Garoua Boulaï : La difficile implémentation des services sociaux de base

jeudi, 18 février 2021 15:12 Nicole Ricci Minyem

L’eau courante, l’énergie électrique et les infrastructures routières font cruellement défaut à cette ville qui est l’une des vitrines du Cameroun, et, pour les trente mille habitants, vivre dans cette commune est un défi permanent.

 

S’approvisionner en eau potable, véritable concours de patience

Les habitants de cette Commune, sont obligés au quotidien de parcourir de longues distances, s’ils veulent obtenir le précieux sésame.
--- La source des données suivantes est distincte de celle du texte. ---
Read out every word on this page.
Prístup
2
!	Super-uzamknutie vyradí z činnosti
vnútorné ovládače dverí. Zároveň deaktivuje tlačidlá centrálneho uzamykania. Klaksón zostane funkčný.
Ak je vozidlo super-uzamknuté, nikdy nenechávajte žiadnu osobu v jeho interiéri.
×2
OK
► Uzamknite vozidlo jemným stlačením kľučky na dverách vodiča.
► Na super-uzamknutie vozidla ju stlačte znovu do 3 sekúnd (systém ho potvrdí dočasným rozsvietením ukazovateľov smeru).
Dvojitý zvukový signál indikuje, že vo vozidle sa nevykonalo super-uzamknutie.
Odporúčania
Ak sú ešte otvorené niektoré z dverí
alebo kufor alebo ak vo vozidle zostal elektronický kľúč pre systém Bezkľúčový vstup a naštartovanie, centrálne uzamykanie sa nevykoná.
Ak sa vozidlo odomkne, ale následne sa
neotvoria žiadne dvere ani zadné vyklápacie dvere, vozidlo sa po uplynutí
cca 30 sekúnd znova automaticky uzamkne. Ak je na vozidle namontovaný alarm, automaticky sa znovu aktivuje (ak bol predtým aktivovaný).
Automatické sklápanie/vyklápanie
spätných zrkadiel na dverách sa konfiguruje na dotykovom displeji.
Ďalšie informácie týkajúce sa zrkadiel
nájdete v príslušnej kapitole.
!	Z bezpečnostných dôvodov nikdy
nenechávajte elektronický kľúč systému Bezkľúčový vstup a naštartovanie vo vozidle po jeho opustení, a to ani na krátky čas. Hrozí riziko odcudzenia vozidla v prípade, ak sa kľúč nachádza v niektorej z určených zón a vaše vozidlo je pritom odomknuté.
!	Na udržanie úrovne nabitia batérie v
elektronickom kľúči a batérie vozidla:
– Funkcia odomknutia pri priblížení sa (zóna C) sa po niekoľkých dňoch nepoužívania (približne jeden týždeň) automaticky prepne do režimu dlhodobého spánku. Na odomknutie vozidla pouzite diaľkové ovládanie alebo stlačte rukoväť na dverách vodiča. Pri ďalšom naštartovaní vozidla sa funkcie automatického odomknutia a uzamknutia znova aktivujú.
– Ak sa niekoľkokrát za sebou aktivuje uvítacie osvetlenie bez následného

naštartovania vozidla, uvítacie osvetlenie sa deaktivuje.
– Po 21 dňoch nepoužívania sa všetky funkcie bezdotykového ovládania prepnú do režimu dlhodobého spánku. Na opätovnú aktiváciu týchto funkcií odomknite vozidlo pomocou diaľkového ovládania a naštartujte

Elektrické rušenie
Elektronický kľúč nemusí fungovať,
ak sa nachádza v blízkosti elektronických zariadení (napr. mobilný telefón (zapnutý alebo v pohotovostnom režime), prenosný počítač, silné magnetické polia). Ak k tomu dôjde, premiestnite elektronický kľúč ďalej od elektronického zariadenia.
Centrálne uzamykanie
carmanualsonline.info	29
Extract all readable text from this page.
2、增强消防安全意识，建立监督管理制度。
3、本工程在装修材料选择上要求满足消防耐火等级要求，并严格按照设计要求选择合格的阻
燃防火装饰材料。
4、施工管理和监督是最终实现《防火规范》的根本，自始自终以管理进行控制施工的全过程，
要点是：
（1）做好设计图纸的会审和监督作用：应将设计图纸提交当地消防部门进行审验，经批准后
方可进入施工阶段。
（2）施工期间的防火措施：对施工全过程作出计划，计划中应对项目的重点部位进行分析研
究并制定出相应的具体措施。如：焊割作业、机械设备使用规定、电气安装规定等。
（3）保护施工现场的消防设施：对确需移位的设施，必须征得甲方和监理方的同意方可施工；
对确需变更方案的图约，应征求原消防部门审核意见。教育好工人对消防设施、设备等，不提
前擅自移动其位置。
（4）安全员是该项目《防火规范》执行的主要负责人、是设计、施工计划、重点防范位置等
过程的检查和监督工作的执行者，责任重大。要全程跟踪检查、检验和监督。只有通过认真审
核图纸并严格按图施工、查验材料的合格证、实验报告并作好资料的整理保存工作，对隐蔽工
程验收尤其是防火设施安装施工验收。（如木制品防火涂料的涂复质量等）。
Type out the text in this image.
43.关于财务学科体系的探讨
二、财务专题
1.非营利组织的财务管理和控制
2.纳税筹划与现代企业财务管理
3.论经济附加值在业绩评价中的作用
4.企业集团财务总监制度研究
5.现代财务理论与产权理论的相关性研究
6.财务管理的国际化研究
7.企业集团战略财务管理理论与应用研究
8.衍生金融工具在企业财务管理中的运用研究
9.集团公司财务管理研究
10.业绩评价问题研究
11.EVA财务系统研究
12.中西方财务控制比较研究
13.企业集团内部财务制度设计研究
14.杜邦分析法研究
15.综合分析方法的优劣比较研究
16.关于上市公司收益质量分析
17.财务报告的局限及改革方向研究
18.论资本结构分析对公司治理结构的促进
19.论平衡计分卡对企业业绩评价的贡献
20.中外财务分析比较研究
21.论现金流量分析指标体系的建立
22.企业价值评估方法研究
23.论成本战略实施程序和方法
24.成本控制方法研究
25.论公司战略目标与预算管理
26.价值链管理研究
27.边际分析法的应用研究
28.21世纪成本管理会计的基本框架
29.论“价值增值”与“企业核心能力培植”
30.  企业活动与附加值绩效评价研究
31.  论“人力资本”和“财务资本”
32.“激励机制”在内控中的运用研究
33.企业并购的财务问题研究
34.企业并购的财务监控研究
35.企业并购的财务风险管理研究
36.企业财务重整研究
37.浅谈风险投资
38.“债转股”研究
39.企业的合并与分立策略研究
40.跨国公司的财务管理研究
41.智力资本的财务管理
En plus, ils sont tenus de mettre par exemple 50 Frs dans leur poche, pour recueillir 20 litres d’eau, ou à défaut, se mettre en rang, au milieu d’une longue file d’attente, devant un point d’eau qui malheureusement, tombe presque toujours en panne.   

Une situation qui, de l’avis du maire Adamou Abdon a trouvé un début de solution avec des apports de certains partenaires. Néanmoins, les défis sont encore nombreux à relever : « De nombreuses Ong et, même l’Etat à travers le ministère de l’Eau et de l’Energie s’évertuent à donner chaque année, trente, voire quarante forages pour notre commune. Aujourd'hui, nous avons des forages photo voltaïques sur lesquels nous installons les plaques solaires, permettant ainsi à l’eau de couler à travers un robinet. Cependant, au regard de la forte demande, le nombre est toujours insuffisant et, grâce au budget de cette année, nous comptons construire 40 autres forages… ».  

Les coupures permanentes d’énergie électrique : Un autre drame que vivent les populations de Garoua Boulaï

Résignées, les populations semblent avoir intégré dans leur esprit qu’il est tout à fait normal de vivre dans l’obscurité. Elles ont été amenées à trouver des solutions palliatives, afin d’exercer leur métier. C'est le cas des commerçants et autres entrepreneurs qui, ne pouvant s’offrir un groupe électrogène, ont choisi l’utilisation des plaques solaires. 

« Nous sommes obligés de faire avec les moyens de bord ; mes plaques solaires sont dehors et c’est grâce à elle que je réussis à coiffer mes clients, comme il n'y a pas de lumière », déplore Amadou, coiffeur.

Au niveau de la mairie, l’on s’est doté d’une centrale thermique bien qu’il se pose d’autres problèmes

« Nous sommes alimentés par une centrale thermique et, nos groupes sont vétustes. Eneo, il y a peu de temps, nous a apporté un grand groupe neuf, nous pensons que cela pourra faire l’affaire, parce que nous sommes dans une zone d’insécurité, il faut absolument qu’il y ait de l’éclairage dans la nuit », explique Adamou Abdon, Maire de la Commune de Garoua Boulaï.

Toutefois, « Cette centrale Thermique a besoin de carburant pour fonctionner et, si nous le laissons allumer 24h/ 24, nous ne sommes pas en mesure d’assurer les charges du carburant », poursuit le magistrat municipal.  

 

Autre problème : Le manque d’infrastructures routières

Même si la ville est traversée par la nationale qui conduit vers le Grand Nord et vers la république Centrafricaine, Garoua Boulaï ne dispose pas d’un seul kilomètre de route digne de ce nom.

Pendant la saison sèche, ce sont des tonnes de poussière qui envahissent. Les habitants en inhalent des tonnes au quotidien, en marchant sur des ruelles cabossées, tandis qu’en saison de pluie, ils doivent affronter des bourbiers géants.

Selon des informations parvenues à notre niveau, le budget de la commune n’est pas assez conséquent, à cause notamment de la fermeture de la frontière entre le Cameroun et la Rca ; ce qui ne permet pas à la mairie de bitumer les différentes « routes » en dehors de l’entretien courant.

Le maire Adamou Abdon décrit : « Le réseau routier est construit en terre. Cependant, nous nous évertuons à le reprofiler chaque année, parce qu’en réalité, nous n’avons pas assez de ressources locales qui puissent nous permettre de financer nos projets.

Il n’y a donc que l’Etat qui soit capable de faire quelque chose, afin de gravillonner la voirie urbaine. Vous savez, Garoua Boulaî est presque la deuxième ville de l’Est et, nous invitons encore l’Etat à faire davantage parce que ville frontalière, elle est le miroir de notre pays ».

L'on espère que des dispositions seront prises, grâce notamment à l’implémentation concrète de la Décentralisation, qui promeut, selon ses textes, le bien être des populations à travers des mécanismes bien définis.